Italy, Germany, France and Switzerland have already started to crackdown on accounts, while the UK and Spain have their hands tied by legislation.
The UK, which proposed the United Nations resolution to impose sanctions on non-compliant financial centres, said it could only act on accounts named by the EU, while Spain said only a Spanish judge could order the freezing of specific accounts.
In France new measures have been announced to immediately freeze the assets of all 27 individuals or organisations that appear on the US lists of suspects as well as a list compiled by the EU. The French authorities have already frozen Pounds 2.7m of assets in a two-year long campaign.
The Italian Banking Association says it had some of the toughest banking rules in Europe because of its war waged with the Sicilian Mafia, while the Swiss Federal Office of Police has set up a pan-government operation called ‘Terror USA’ involving security forces, and the police in co-operation with the FBI.
Funds used for criminal activity can be frozen or confiscated, and Switzerland said there was ‘undoubtedly sufficient evidence’ to act on the 27 names on the US list. However, it said it would be another matter if the list extended to thousands of names.
And in Germany banking privacy laws are to be reconsidered and plans are afoot to institute new measures to prevent money laundering.
The international crackdown on money laundering begun in the wake of the terror attacks in the US two weeks age after US president George Bush signed an executive order freezing the assets of 27 individuals and organisations that America considers to be terrorist groups.
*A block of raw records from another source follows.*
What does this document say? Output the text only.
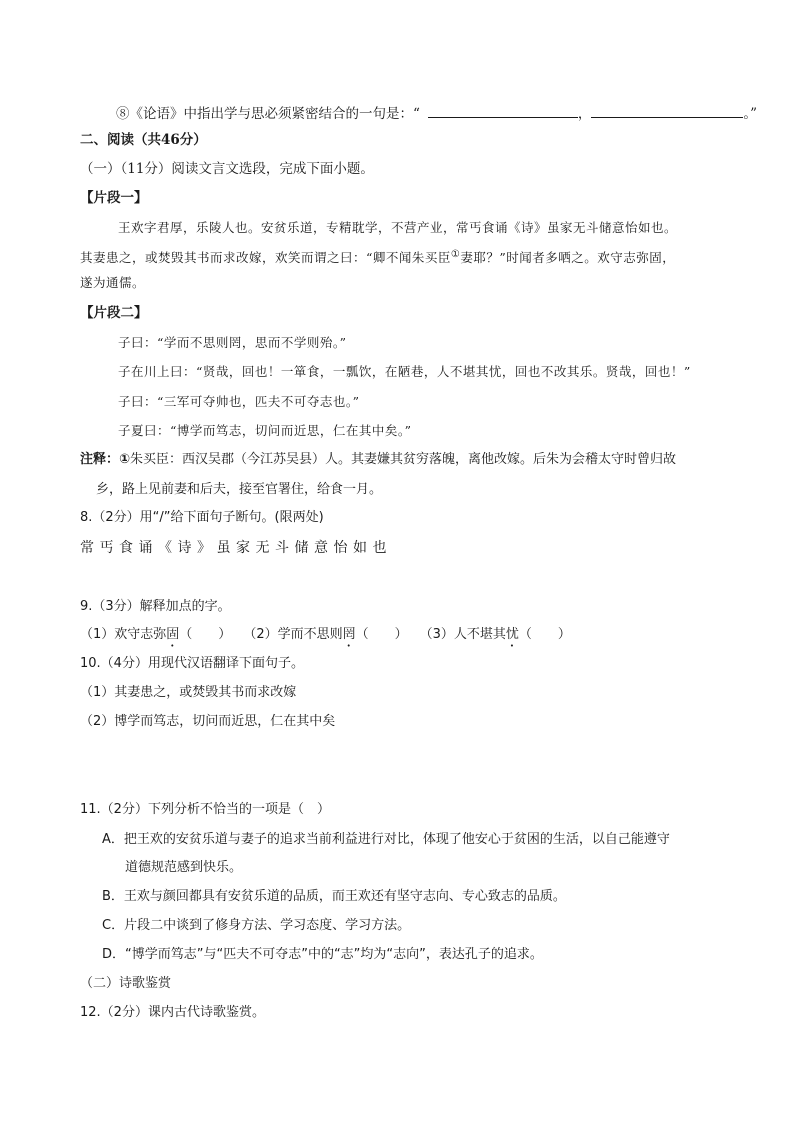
⑧《论语》中指出学与思必须紧密结合的一句是：“	，	。”
二、阅读（共46分）
（一）（11分）阅读文言文选段，完成下面小题。
【片段一】
王欢字君厚，乐陵人也。安贫乐道，专精耽学，不营产业，常丐食诵《诗》虽家无斗储意怡如也。
其妻患之，或焚毁其书而求改嫁，欢笑而谓之曰：“卿不闻朱买臣①妻耶？”时闻者多哂之。欢守志弥固，
遂为通儒。
【片段二】
子曰：“学而不思则罔，思而不学则殆。”
子在川上曰：“贤哉，回也！一箪食，一瓢饮，在陋巷，人不堪其忧，回也不改其乐。贤哉，回也！”
子曰：“三军可夺帅也，匹夫不可夺志也。”
子夏曰：“博学而笃志，切问而近思，仁在其中矣。”
注释：①朱买臣：西汉吴郡（今江苏吴县）人。其妻嫌其贫穷落魄，离他改嫁。后朱为会稽太守时曾归故
乡，路上见前妻和后夫，接至官署住，给食一月。
8.（2分）用“/”给下面句子断句。(限两处)
常丐食诵《诗》虽家无斗储意怡如也
9.（3分）解释加点的字。
（1）欢守志弥固（　　） （2）学而不思则罔（　　） （3）人不堪其忧（　　）
10.（4分）用现代汉语翻译下面句子。
（1）其妻患之，或焚毁其书而求改嫁
（2）博学而笃志，切问而近思，仁在其中矣
11.（2分）下列分析不恰当的一项是（　）
A．把王欢的安贫乐道与妻子的追求当前利益进行对比，体现了他安心于贫困的生活，以自己能遵守
道德规范感到快乐。
B．王欢与颜回都具有安贫乐道的品质，而王欢还有坚守志向、专心致志的品质。
C．片段二中谈到了修身方法、学习态度、学习方法。
D．“博学而笃志”与“匹夫不可夺志”中的“志”均为“志向”，表达孔子的追求。
（二）诗歌鉴赏
12.（2分）课内古代诗歌鉴赏。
Bush said the names constituted ‘the financial equivalent of law enforcement’s most-wanted list’ but the US has no power to act on banking authorities outside the US and needs a UN resolution passed to ensure a successful international campaign.
Chancellor Gordon Brown’s proposal to the UN, which is currently under consideration by the G7 nations, would aid Bush’s international campaign.
If it were accepted by the G7, it would allow the UN to apply harsher sanctions on financial centres that do not comply with money laundering guidelines and requirements to report suspicious financial activities to regulatory authorities.
The US initiative has been welcomed by the OECD which has waged a long campaign to enforce transparency and accountability in offshore financial centres.